Following this path, a municipality (Turin) has recently set up a system of “social bookmarking” for the benefit of citizens called TaggaTO.

 

§.4.- Folksonomies, Law, and «Quid jus?»: the difference between the “map” and the “territory”

In this regard, my theoretical approach is different from that of Serena Manzoli. Here is the reason our findings are opposite.

Human beings are “tagging animals”, since labelling things is a natural habit. We can note it in common life: each of us, indeed, organizes his environment at home (we have jars with “salt” or “pepper” written on the caps) and at work (we use folders with “invoices” or “bank account” printed on the cover).
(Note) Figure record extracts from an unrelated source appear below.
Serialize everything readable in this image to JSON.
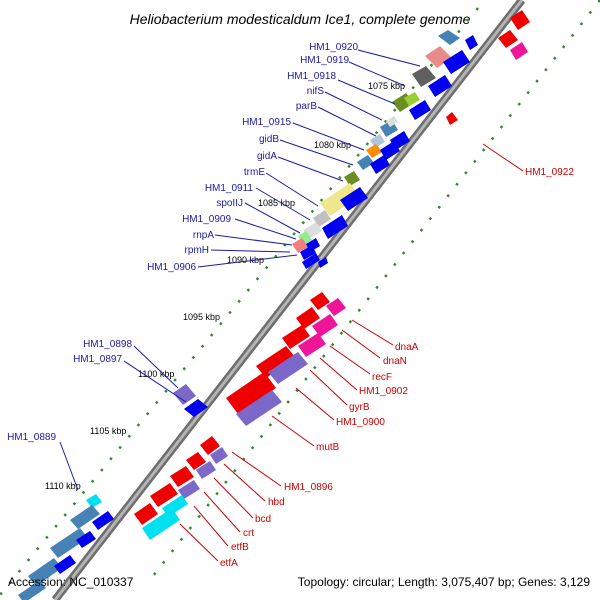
{
  "title": "Heliobacterium modesticaldum Ice1, complete genome",
  "footer": {
    "accession": "Accession: NC_010337",
    "summary": "Topology: circular; Length: 3,075,407 bp; Genes: 3,129"
  },
  "ticks": [
    "1075 kbp",
    "1080 kbp",
    "1085 kbp",
    "1090 kbp",
    "1095 kbp",
    "1100 kbp",
    "1105 kbp",
    "1110 kbp"
  ],
  "upper_labels": [
    "HM1_0920",
    "HM1_0919",
    "HM1_0918",
    "nifS",
    "parB",
    "HM1_0915",
    "gidB",
    "gidA",
    "trmE",
    "HM1_0911",
    "spoIIJ",
    "HM1_0909",
    "rnpA",
    "rpmH",
    "HM1_0906"
  ],
  "middle_labels": [
    "HM1_0898",
    "HM1_0897"
  ],
  "lower_left_label": "HM1_0889",
  "right_labels": [
    "HM1_0922",
    "dnaA",
    "dnaN",
    "recF",
    "HM1_0902",
    "gyrB",
    "HM1_0900",
    "mutB",
    "HM1_0896",
    "hbd",
    "bcd",
    "crt",
    "etfB",
    "etfA"
  ],
  "colors": {
    "backbone": "#808080",
    "tick_dots": "#2e8b2e",
    "blue_label": "#1a1aa6",
    "red_label": "#cc0000",
    "gene_blue": "#0000ee",
    "gene_red": "#ee0000",
    "gene_magenta": "#ee1599",
    "gene_purple": "#7b68c9",
    "gene_cyan": "#00e0ee",
    "gene_steel": "#4682b4"
  }
}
The significance of tags is obvious if we consider using it with other people: it allows us to establish and share a common information framework. For the same reasons of convenience, tags have been included in most of the software applications we use (documents, e-mail, calendars) and, as said above, in many online services. To sum up, labels help us to build a representation of reality: they are tools for our knowledge.
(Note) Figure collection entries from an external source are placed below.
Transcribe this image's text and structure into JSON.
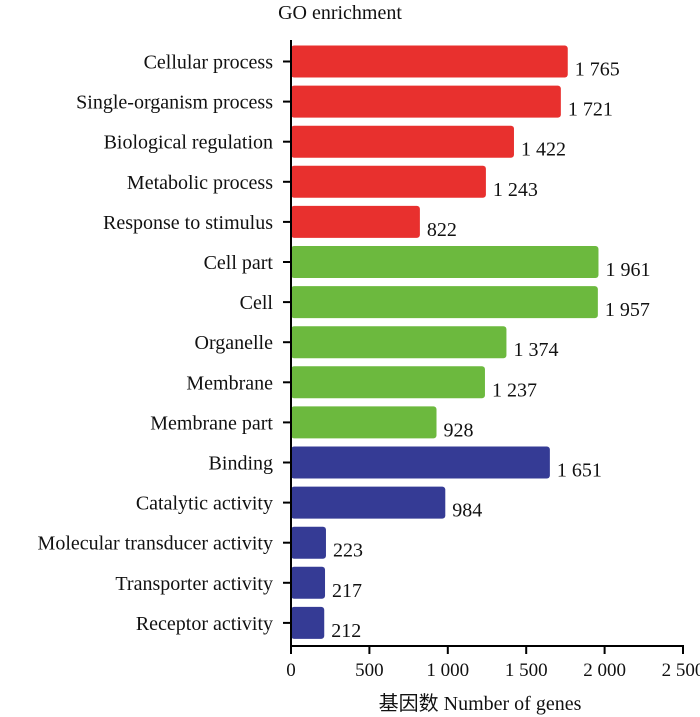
{
  "chart_data": {
    "type": "bar",
    "orientation": "horizontal",
    "title": "GO enrichment",
    "xlabel": "基因数  Number of genes",
    "ylabel": "",
    "xlim": [
      0,
      2500
    ],
    "xticks": [
      0,
      500,
      1000,
      1500,
      2000,
      2500
    ],
    "xtick_labels": [
      "0",
      "500",
      "1 000",
      "1 500",
      "2 000",
      "2 500"
    ],
    "grid": false,
    "categories": [
      "Cellular process",
      "Single-organism process",
      "Biological regulation",
      "Metabolic process",
      "Response to stimulus",
      "Cell part",
      "Cell",
      "Organelle",
      "Membrane",
      "Membrane part",
      "Binding",
      "Catalytic activity",
      "Molecular transducer activity",
      "Transporter activity",
      "Receptor activity"
    ],
    "values": [
      1765,
      1721,
      1422,
      1243,
      822,
      1961,
      1957,
      1374,
      1237,
      928,
      1651,
      984,
      223,
      217,
      212
    ],
    "value_labels": [
      "1 765",
      "1 721",
      "1 422",
      "1 243",
      "822",
      "1 961",
      "1 957",
      "1 374",
      "1 237",
      "928",
      "1 651",
      "984",
      "223",
      "217",
      "212"
    ],
    "bar_colors": [
      "#e8302e",
      "#e8302e",
      "#e8302e",
      "#e8302e",
      "#e8302e",
      "#6cb93e",
      "#6cb93e",
      "#6cb93e",
      "#6cb93e",
      "#6cb93e",
      "#353b95",
      "#353b95",
      "#353b95",
      "#353b95",
      "#353b95"
    ]
  }
}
In regard to reality and knowledge, it may be recalled that in the twentieth century there were two philosophical perspectives: the “continental tradition”, focused on the first (reality) and pretty much common in Europe, and the “analytic philosophy”, centered on the second (knowledge and widespread among USA, UK and Scandinavia. More recently, this distinction has lost much of its heuristic value and we have seen rising a different approach, the “philosophy of information”, which proposes, developing some theoretical aspects of cybernetics, a synthesis of reality and knowledge in an unifying vision that originates from a naturalistic notion of “information”.

I will try to simplify, saying that if reality is a kind of “territory”, and if taxonomies (and in general ontologies) can be considered as a sort of representation of knowledge, then they can be considered as “maps”.
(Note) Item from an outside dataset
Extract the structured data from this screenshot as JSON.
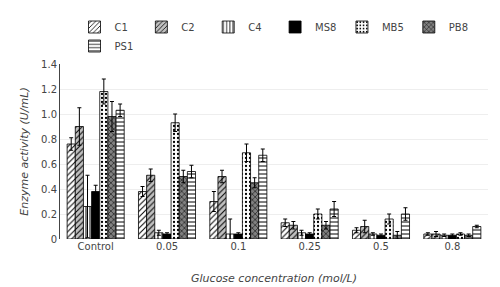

In light of these premises, I should explain what to me “sharing resources” and “shared knowledge” mean in folksonomies. Folksonomies are a kind of “map”, indeed, but different than ontologies. In a metaphor: ontologies could be seen as “maps” created by a single geographer overlapping the reliefs of many “territories”, and sold indiscriminately to travelers; folksonomies could be seen as “maps” that inhabitants of different territories help each other to draw by telephone or by texting a message. Both solutions have advantages and disadvantages: the former may be detailed but more difficult to consult, while the latter may be always updated but affected by inaccuracies. In this sense, folksonomies could be said “antifragile” – according to the brilliant metaphor of Nassim Nicholas Taleb – because their value improves with increased use, while ontologies could be seen as “fragile”, because of the linearity of the process of production and distribution.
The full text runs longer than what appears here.